# Modern recurve



## automatim (Aug 23, 2015)

I was hanging around with my uncles today.  They both shoot Tradtech Titan 2s. Unfortunately, they let me shoot them. Wow... Sweet shooting bows. At 20 yards, my groupings went from large pizza sizes to personal pan pizza sizes. So of course I started looking around at modern ILF risers.  I really like the titan2. However I just saw the Win & Win Black Wolf. These look sharp. All carbon with a radius shelf. Does anyone have experience with the black wolf? Any comparisons between the Titan 2 and the black wolf?


----------



## Dennis (Aug 24, 2015)

Metal risers are kinda heavy and that is what makes them shoot so good not sure what a carbon riser weighs but I would like to shoot one.


----------



## Jake Allen (Aug 24, 2015)

IMO, a Titan2 is the Very Best 17" ILF riser made. I have 2 of them, one paired with BF Extreme Limbs, one with Morrison E Longbow Limbs.


----------



## automatim (Aug 24, 2015)

I see they make the Titan in a 17 or 19.  What are the pro/cons of a 17 over a 19 or visa versa?


----------



## Jake Allen (Aug 24, 2015)

automatim said:


> I see they make the Titan in a 17 or 19.  What are the pro/cons of a 17 over a 19 or visa versa?



The 19" version is the Titan 3.
Reasons I like the 3 less than the 2; the Titan 3 has less reflex, is quite a bit heavier, makes a longer bow, and the sight window seems out of whack to me.


----------



## automatim (Aug 25, 2015)

Thanks for the input....
I think I have pretty much decided on a Titan 2.... Just got to find one.

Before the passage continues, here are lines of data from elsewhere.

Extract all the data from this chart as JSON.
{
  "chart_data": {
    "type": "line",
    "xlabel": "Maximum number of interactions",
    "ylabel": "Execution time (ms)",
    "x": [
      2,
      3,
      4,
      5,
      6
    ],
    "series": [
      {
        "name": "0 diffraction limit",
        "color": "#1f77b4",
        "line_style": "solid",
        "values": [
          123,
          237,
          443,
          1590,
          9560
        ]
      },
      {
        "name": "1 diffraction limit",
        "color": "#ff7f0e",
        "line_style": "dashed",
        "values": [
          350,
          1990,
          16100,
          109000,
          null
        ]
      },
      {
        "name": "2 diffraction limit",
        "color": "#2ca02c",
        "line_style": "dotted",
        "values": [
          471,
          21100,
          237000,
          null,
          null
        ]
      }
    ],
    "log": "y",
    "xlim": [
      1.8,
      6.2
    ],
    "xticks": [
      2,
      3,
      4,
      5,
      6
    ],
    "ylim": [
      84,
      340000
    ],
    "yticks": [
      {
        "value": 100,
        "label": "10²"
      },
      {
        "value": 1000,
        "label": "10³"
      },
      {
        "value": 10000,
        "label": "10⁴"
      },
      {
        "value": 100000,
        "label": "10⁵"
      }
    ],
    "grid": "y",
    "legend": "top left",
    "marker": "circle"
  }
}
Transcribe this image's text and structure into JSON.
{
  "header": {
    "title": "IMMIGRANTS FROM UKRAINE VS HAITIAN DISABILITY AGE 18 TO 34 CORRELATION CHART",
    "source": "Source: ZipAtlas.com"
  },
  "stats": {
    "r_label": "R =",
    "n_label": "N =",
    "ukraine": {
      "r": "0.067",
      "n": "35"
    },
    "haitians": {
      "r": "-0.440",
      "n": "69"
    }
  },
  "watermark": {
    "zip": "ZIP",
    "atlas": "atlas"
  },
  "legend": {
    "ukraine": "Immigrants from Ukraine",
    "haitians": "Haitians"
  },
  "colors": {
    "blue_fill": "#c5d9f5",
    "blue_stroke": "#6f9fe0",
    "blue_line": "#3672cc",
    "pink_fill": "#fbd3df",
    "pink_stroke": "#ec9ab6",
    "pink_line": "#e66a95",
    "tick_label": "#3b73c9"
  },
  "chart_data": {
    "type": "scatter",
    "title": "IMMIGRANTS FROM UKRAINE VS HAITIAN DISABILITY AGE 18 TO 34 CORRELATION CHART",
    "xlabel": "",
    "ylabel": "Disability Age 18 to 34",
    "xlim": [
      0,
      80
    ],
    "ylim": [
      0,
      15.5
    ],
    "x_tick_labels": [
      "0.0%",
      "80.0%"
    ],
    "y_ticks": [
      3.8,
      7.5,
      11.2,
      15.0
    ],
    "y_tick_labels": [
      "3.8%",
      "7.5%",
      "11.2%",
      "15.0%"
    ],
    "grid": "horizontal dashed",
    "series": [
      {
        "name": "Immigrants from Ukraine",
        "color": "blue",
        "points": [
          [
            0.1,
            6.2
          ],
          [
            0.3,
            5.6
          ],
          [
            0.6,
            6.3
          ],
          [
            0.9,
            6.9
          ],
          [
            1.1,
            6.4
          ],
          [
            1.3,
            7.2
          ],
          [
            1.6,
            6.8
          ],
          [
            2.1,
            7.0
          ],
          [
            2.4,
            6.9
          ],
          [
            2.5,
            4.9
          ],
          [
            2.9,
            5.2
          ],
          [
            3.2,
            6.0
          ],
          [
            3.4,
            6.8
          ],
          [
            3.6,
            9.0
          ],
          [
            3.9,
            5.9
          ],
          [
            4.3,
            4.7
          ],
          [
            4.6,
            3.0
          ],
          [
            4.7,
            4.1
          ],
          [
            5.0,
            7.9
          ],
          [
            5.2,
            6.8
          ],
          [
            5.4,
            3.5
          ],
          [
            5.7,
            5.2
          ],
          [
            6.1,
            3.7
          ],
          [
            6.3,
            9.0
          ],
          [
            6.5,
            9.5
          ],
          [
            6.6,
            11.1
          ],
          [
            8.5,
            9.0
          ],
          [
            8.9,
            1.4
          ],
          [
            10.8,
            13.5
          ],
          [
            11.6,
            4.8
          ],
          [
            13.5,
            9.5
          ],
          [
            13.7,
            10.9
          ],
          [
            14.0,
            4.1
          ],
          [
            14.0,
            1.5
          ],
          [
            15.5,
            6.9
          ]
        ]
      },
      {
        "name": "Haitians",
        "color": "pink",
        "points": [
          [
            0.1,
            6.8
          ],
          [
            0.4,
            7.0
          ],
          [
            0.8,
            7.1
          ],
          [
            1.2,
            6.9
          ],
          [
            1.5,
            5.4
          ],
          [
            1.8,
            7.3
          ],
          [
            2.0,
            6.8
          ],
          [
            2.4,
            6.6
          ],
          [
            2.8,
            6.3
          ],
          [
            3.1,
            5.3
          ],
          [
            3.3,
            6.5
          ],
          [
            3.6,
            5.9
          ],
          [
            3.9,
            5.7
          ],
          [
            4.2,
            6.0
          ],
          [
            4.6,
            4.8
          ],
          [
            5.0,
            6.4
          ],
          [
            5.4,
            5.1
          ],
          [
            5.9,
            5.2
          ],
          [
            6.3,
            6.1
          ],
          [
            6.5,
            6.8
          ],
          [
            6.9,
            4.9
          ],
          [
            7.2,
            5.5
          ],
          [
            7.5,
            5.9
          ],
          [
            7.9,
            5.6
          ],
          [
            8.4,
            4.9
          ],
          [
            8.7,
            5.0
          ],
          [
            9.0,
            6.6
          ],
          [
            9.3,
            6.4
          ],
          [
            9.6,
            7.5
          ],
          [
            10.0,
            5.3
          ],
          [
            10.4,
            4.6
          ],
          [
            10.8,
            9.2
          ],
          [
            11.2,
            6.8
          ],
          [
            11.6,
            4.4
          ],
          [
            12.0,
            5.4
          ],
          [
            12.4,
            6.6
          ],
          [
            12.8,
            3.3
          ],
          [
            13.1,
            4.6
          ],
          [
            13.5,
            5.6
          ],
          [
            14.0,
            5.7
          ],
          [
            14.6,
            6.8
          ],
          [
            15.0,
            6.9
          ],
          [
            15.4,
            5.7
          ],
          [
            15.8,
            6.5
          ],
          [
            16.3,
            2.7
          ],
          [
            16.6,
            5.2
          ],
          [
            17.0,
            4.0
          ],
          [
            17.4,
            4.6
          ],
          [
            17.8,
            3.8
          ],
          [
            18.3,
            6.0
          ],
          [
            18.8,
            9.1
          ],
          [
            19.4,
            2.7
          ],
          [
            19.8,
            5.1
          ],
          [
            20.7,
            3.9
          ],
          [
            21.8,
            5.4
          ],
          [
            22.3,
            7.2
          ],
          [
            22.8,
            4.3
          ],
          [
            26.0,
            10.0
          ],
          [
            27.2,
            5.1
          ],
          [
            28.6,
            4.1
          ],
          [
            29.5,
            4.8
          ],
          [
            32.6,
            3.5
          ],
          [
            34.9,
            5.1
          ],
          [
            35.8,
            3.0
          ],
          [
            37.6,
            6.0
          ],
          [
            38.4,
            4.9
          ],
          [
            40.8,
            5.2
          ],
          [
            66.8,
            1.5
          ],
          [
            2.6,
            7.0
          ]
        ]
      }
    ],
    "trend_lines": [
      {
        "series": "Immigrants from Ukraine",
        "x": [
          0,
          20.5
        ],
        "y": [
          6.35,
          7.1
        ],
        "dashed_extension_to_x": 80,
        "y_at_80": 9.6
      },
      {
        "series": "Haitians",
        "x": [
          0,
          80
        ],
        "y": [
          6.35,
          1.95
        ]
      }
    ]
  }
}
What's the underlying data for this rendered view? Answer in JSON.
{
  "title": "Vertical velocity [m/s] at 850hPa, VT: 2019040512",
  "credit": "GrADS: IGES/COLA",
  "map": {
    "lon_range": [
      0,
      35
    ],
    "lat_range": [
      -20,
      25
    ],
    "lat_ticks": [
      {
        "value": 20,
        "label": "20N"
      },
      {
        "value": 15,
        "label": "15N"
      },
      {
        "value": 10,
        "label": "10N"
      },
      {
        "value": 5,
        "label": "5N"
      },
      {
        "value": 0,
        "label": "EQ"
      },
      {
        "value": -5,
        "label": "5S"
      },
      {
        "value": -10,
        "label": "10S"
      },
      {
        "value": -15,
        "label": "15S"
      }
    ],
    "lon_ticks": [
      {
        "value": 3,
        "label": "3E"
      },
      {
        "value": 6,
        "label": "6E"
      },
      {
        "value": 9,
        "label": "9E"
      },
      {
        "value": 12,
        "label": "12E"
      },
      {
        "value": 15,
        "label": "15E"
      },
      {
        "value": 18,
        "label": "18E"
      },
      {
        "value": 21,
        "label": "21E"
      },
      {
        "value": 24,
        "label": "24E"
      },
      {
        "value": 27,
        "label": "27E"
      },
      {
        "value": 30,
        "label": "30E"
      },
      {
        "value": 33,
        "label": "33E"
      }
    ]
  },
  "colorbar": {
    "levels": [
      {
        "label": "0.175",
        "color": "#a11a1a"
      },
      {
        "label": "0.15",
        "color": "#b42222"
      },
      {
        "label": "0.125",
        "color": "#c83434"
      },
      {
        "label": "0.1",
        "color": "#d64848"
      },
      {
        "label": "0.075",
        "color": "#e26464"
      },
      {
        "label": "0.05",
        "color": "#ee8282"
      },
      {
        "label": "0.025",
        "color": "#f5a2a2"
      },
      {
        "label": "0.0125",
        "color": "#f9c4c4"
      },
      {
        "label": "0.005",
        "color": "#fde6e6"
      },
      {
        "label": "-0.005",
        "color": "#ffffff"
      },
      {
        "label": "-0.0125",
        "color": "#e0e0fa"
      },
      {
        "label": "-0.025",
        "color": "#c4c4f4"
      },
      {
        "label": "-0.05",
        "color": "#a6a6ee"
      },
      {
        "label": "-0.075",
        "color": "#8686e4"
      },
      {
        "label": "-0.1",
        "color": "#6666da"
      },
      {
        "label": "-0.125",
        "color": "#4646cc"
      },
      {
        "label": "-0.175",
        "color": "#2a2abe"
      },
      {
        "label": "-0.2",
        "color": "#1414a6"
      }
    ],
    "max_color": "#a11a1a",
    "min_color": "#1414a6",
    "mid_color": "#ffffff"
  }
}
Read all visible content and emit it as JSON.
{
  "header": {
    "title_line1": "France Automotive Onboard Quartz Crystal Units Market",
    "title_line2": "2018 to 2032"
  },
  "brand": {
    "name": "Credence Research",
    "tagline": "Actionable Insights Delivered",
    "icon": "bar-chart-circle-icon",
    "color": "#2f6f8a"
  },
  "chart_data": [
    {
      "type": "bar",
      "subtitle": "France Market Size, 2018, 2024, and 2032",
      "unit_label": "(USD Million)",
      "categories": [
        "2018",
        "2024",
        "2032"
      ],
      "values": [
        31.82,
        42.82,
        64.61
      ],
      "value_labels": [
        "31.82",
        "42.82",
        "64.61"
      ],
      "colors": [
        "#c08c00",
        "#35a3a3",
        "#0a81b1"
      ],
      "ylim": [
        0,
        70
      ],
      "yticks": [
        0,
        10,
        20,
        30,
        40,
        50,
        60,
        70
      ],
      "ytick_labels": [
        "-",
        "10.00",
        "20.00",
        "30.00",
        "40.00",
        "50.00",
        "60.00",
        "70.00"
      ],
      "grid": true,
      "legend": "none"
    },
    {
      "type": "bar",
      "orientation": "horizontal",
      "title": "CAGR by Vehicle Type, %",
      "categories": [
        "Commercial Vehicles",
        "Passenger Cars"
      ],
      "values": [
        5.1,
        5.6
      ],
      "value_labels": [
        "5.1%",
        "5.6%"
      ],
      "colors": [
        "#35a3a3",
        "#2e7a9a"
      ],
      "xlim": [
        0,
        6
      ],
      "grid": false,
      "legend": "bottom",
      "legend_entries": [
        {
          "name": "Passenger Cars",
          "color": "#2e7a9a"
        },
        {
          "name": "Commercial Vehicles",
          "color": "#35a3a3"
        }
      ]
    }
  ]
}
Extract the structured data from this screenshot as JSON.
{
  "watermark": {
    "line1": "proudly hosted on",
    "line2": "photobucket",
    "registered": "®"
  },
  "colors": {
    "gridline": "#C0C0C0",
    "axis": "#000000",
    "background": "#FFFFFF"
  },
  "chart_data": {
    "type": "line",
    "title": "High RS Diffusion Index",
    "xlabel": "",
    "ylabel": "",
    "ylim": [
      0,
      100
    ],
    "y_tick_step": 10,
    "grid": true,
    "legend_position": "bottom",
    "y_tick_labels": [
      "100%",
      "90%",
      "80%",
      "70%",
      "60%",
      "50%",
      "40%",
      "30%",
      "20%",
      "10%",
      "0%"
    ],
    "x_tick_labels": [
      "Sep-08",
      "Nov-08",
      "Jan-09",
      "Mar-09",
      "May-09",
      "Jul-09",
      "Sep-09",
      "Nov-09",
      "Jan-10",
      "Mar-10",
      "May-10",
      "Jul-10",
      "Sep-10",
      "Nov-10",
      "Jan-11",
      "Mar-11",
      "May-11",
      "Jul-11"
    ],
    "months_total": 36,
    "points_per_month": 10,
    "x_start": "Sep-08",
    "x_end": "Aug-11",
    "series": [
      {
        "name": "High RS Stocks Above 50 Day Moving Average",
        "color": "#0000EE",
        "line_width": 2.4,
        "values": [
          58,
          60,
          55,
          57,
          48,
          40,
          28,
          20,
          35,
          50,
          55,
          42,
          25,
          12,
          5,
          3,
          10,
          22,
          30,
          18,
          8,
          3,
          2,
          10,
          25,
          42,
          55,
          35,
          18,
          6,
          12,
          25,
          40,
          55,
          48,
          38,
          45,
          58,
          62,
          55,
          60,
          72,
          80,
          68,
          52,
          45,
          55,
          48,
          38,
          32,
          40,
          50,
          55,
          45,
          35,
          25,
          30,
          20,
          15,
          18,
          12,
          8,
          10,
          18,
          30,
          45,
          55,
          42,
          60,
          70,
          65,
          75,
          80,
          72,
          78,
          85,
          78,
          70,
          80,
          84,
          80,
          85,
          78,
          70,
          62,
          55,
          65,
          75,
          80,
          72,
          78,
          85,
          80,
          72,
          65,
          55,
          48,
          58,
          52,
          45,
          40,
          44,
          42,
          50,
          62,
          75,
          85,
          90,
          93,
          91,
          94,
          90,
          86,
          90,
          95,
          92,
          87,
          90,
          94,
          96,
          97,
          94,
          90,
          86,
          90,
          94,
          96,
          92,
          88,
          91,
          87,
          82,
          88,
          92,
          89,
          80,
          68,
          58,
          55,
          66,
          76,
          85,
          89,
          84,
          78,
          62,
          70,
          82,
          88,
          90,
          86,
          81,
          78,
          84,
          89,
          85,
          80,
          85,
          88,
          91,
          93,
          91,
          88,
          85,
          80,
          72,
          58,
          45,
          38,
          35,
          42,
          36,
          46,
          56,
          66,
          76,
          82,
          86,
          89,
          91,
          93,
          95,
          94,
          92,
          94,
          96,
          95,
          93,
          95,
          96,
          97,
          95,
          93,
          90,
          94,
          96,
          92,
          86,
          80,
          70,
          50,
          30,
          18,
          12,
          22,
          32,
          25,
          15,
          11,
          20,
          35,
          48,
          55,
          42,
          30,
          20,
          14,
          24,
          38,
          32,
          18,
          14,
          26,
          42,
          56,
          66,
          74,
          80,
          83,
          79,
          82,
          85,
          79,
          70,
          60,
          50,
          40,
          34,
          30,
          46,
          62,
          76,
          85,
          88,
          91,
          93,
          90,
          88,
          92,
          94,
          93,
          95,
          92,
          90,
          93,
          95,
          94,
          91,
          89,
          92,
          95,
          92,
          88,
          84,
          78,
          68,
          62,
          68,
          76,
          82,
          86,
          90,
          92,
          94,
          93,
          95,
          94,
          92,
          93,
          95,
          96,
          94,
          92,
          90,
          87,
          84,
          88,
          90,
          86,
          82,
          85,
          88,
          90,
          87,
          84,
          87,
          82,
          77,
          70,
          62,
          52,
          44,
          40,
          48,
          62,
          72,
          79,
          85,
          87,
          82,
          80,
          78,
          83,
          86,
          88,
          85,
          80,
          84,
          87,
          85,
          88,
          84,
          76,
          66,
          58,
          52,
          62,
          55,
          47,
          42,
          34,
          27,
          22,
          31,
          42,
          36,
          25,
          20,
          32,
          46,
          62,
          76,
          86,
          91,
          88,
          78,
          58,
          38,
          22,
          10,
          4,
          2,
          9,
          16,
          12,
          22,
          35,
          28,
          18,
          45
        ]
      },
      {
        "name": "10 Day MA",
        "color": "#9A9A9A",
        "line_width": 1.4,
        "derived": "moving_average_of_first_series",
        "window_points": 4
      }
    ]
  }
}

They are backordered.


----------



## Jake Allen (Aug 25, 2015)

automatim said:


> Thanks for the input....
> I think I have pretty much decided on a Titan 2.... Just got to find one. They are backordered.



I found both of mine partly used and for .60 on the dollar. One from Tradtalk, the other on AT,


----------



## markland (Aug 25, 2015)

I am on my 4th year shooting my Hoyt Buffalo bows and for me nothing shoots as well or as consistently as that bow and I have tried them all.  Shot BW bows for over 13 years and loved them till I got my hands on my 1st Buffalo.  I love the adjustability of the bow and the fact that I can set it up for exactly how I like and want to shoot and nothing but absolute, perfect arrow flight.  Not to mention I am shooting 49# with the same arrow weight and same arrow speed I was shooting at 56 and 54# before with my other bows and it feels like drawing a 45# bow.  Love it!


----------



## Barry Duggan (Aug 25, 2015)

Jake Allen said:


> I found both of mine partly used and for .60 on the dollar. One from Tradtalk, the other on AT,



"partly used"... is that kinda like slightly pregnant?


----------



## automatim (Sep 3, 2015)

Markland... I really like the look and feel of the Buffalo! I though about getting one until my uncle offered me a couple sets of ilf limbs. I just need to get a riser. I am on the hunt for a Titan ii. They are still backordered. I do not see any used ones for sale. 
However, I have been eyeing the Morrison Phoenix. Looks nice.  I have shot the titan and know I like it. Have not shot a Morrison.


----------



## Dennis (Sep 4, 2015)

Morrison makes some nice risers


----------